Gail considered. "He's been angry with me for months, but I think the timing is off."
"You give people far too much credit for being logical. They aren't," Irene said. "They act on emotions, not brains. People don't like lawyers, and you're a tough cookie."
"Am I that awful? Whoever it was called me a bitch. 'Time to die, bitch.' "
"You're not awful!" Irene took her arm. "You're generous and kind. However, you can be prickly too."
"Prickly."
"You have to be, for your client, but the person on the other side might say you're cold and aggressive. It's all a matter of perspective, darling. If someone hates lawyers to begin with, and if a lawyer takes away what he has—particularly if the lawyer is a woman . . . Well, you've cut off his balls." Irene looked up at Gail over the top of her sunglasses and smiled. "So to speak."
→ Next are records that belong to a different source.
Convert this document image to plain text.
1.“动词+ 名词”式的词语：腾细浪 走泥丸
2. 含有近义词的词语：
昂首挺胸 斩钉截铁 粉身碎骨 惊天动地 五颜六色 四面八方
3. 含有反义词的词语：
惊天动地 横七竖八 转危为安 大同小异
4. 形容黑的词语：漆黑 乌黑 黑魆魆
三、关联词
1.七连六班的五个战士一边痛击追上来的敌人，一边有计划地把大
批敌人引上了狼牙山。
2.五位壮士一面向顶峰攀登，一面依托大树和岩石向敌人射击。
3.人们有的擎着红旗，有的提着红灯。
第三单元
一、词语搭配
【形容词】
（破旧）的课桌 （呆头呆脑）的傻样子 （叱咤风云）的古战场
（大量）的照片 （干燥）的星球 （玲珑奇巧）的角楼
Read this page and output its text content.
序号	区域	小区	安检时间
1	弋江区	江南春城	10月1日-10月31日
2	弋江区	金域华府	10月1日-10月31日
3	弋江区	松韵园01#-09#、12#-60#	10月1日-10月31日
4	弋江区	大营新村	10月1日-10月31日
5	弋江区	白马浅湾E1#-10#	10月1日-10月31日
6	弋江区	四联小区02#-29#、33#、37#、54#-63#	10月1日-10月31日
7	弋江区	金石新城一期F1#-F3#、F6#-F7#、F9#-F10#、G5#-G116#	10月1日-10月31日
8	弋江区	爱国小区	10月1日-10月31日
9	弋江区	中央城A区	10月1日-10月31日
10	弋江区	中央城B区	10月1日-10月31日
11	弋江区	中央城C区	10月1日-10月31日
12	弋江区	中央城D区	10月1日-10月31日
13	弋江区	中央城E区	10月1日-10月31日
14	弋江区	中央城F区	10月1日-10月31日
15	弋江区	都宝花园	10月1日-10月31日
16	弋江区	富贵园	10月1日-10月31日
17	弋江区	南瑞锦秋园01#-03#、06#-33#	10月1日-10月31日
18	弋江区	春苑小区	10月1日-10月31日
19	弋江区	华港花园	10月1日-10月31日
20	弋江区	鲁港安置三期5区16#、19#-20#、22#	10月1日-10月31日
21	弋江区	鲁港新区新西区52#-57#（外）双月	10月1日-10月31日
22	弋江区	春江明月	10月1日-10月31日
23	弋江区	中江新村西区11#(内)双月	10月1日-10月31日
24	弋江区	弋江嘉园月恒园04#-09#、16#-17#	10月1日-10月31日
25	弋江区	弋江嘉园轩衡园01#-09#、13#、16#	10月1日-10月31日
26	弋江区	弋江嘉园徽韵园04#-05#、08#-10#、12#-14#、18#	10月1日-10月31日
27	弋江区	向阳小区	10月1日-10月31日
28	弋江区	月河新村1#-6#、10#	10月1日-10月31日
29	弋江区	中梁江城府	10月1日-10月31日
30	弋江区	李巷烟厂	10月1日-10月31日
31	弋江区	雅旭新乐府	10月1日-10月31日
"Did you know," Gail said, "that the legal profession now has the highest rate of suicide? We're more depressed than psychiatrists and police officers."
"Well, there's a bit of news we can do without." At the reel on the wall, she turned the crank, and the hose slid across the grass like a shiny green snake. "Why don't you come over for dinner one night this week? All three of you."
"I don't know. I'd have to check with Anthony."
"If I have one regret about your getting married, there it is. You're going to be so occupied with your new husband that I won't see you anymore."
"Mother—"
"How often do I see Karen as it is? One day she won't even recognize me."
"For heaven's sake. I'll ask him and if we're free, we'll come over."
"Terrific. Don't forget, darling—nothing is more important than family. I'm going to barbecue some chicken, that's what I'll do. Will Anthony eat lemon meringue pie?"
Laughing, Gail put an arm over her mother's shoulders. "He loves to try foreign food."
SIX
“Settle it, Sam. If we go to trial, you're taking a big risk. . . . Because we have a forty-one-year-old flight attendant, mother of three, with a medial meniscus. She can't squat, can't even stand for more than an hour. The jury will feel sorry for her. ... Fifty? No way. We need at least a hundred. At least."
As Gail talked, she scanned the stack of mail on her desk she hadn't had time to get to on Friday. She would not have been surprised to find that the lawyer on the other end of the phone was signing pleadings while he explained why his client, an auto insurance company, shouldn't have to pay more than fifty thousand dollars for a torn knee, not that he believed what he was saying.